Angestrengt spähte sie ins Halbdunkel hinaus, bis sich der Umriss eines Bootes daraus hervorschälte. Der geringen Größe nach musste es einer der kleinen Kähne sein, dessen steter Ruderschlag nun über das sanfte Rauschen der Wellen an ihr Ohr drang.

„Hierher!", rief das Mädchen noch einmal, um dem unbekannten Ruderer den Weg zu weisen. Vorsichtig, mit den Händen für weiteren Halt sorgend, überwand Brenna die letzten Felsen bis hinab zum Wasser.

Der Ruderschlag war mittlerweile verstummt, zielsicher geführt hielt das Boot auf sie zu, noch von seinem Schwung getragen und stetig an Geschwindigkeit verlierend. Kurz vor dem Ufer stand es gänzlich still, nur noch von den Wellen bewegt, dann richtete sich der scheinbar einzige Mann an Bord behutsam auf.

„Hier, pack zu!"

Beinahe hätte Brenna ins Leere gegriffen, als ihr das Tau entgegengeworfen wurde. Agnar! Es war tatsächlich Agnar, der ihr gefolgt war.

Langsam zog sie das Boot dem Ufer entgegen, derweil der junge Kommandant ein Ruder ausgestreckt hielt, um den Rumpf des Kahns von hervorstehenden Felsen fernzuhalten. Brenna nahm den Kahn in Empfang, den letzten Schwung mit ihrem Körpergewicht abfedernd.
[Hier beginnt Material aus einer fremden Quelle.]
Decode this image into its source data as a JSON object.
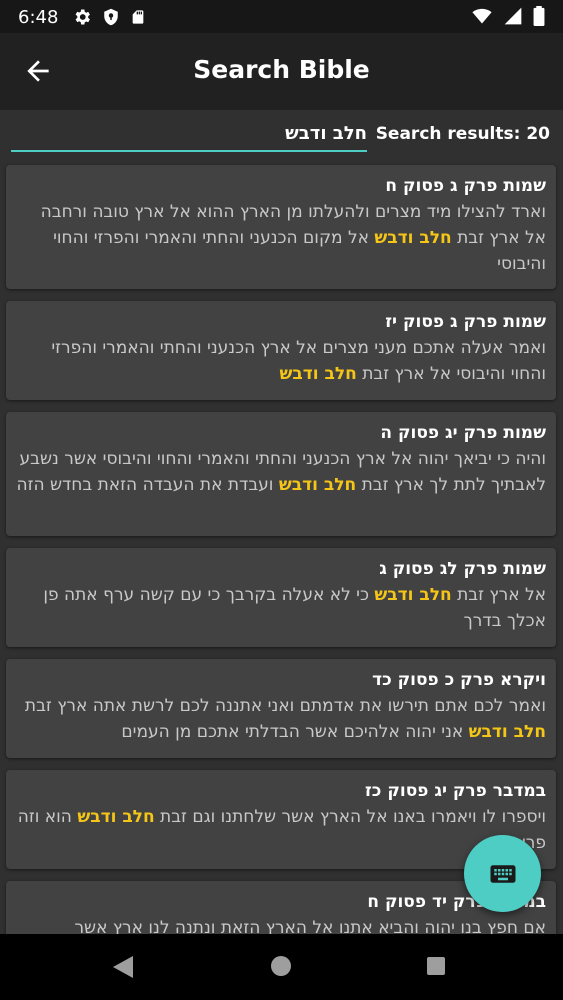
{
  "status_bar": {
    "time": "6:48",
    "left_icons": [
      "gear-icon",
      "shield-icon",
      "sd-card-icon"
    ],
    "right_icons": [
      "wifi-icon",
      "signal-icon",
      "battery-icon"
    ]
  },
  "app_bar": {
    "title": "Search Bible",
    "back_icon": "arrow-back-icon"
  },
  "search": {
    "query": "חלב ודבש",
    "results_label": "Search results: 20"
  },
  "colors": {
    "accent": "#4ecdc4",
    "highlight": "#f5c518",
    "card": "#424242",
    "background": "#303030"
  },
  "results": [
    {
      "title": "שמות פרק ג פסוק ח",
      "before": "וארד להצילו מיד מצרים ולהעלתו מן הארץ ההוא אל ארץ טובה ורחבה אל ארץ זבת ",
      "match": "חלב ודבש",
      "after": " אל מקום הכנעני והחתי והאמרי והפרזי והחוי והיבוסי"
    },
    {
      "title": "שמות פרק ג פסוק יז",
      "before": "ואמר אעלה אתכם מעני מצרים אל ארץ הכנעני והחתי והאמרי והפרזי והחוי והיבוסי אל ארץ זבת ",
      "match": "חלב ודבש",
      "after": ""
    },
    {
      "title": "שמות פרק יג פסוק ה",
      "before": "והיה כי יביאך יהוה אל ארץ הכנעני והחתי והאמרי והחוי והיבוסי אשר נשבע לאבתיך לתת לך ארץ זבת ",
      "match": "חלב ודבש",
      "after": " ועבדת את העבדה הזאת בחדש הזה"
    },
    {
      "title": "שמות פרק לג פסוק ג",
      "before": "אל ארץ זבת ",
      "match": "חלב ודבש",
      "after": " כי לא אעלה בקרבך כי עם קשה ערף אתה פן אכלך בדרך"
    },
    {
      "title": "ויקרא פרק כ פסוק כד",
      "before": "ואמר לכם אתם תירשו את אדמתם ואני אתננה לכם לרשת אתה ארץ זבת ",
      "match": "חלב ודבש",
      "after": " אני יהוה אלהיכם אשר הבדלתי אתכם מן העמים"
    },
    {
      "title": "במדבר פרק יג פסוק כז",
      "before": "ויספרו לו ויאמרו באנו אל הארץ אשר שלחתנו וגם זבת ",
      "match": "חלב ודבש",
      "after": " הוא וזה פריה"
    },
    {
      "title": "במדבר פרק יד פסוק ח",
      "before": "אם חפץ בנו יהוה והביא אתנו אל הארץ הזאת ונתנה לנו ארץ אשר",
      "match": "",
      "after": ""
    }
  ],
  "fab": {
    "icon": "keyboard-icon"
  },
  "nav_bar": {
    "icons": [
      "nav-back-icon",
      "nav-home-icon",
      "nav-recents-icon"
    ]
  }
}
Gleichzeitig legte Agnar das Ruder quer über die Bänke und trat, mit ausgebreiteten Armen um Gleichgewicht kämpfend auf den Bug zu. Ein großer Schritt, dann hatte er das sichere Ufer erreicht, um dem Mädchen den Strick aus den Händen zu nehmen.

Keinerlei Begrüßung gab er von sich und auch Brenna schwieg, während der junge Mann das Boot an einem hervorstehenden Felsen vertäute. Erst, als er sich vorbeugte und ein Bündel aufnahm, das er ihr brüsk in die Arme drückte, richtete er das Wort an sie.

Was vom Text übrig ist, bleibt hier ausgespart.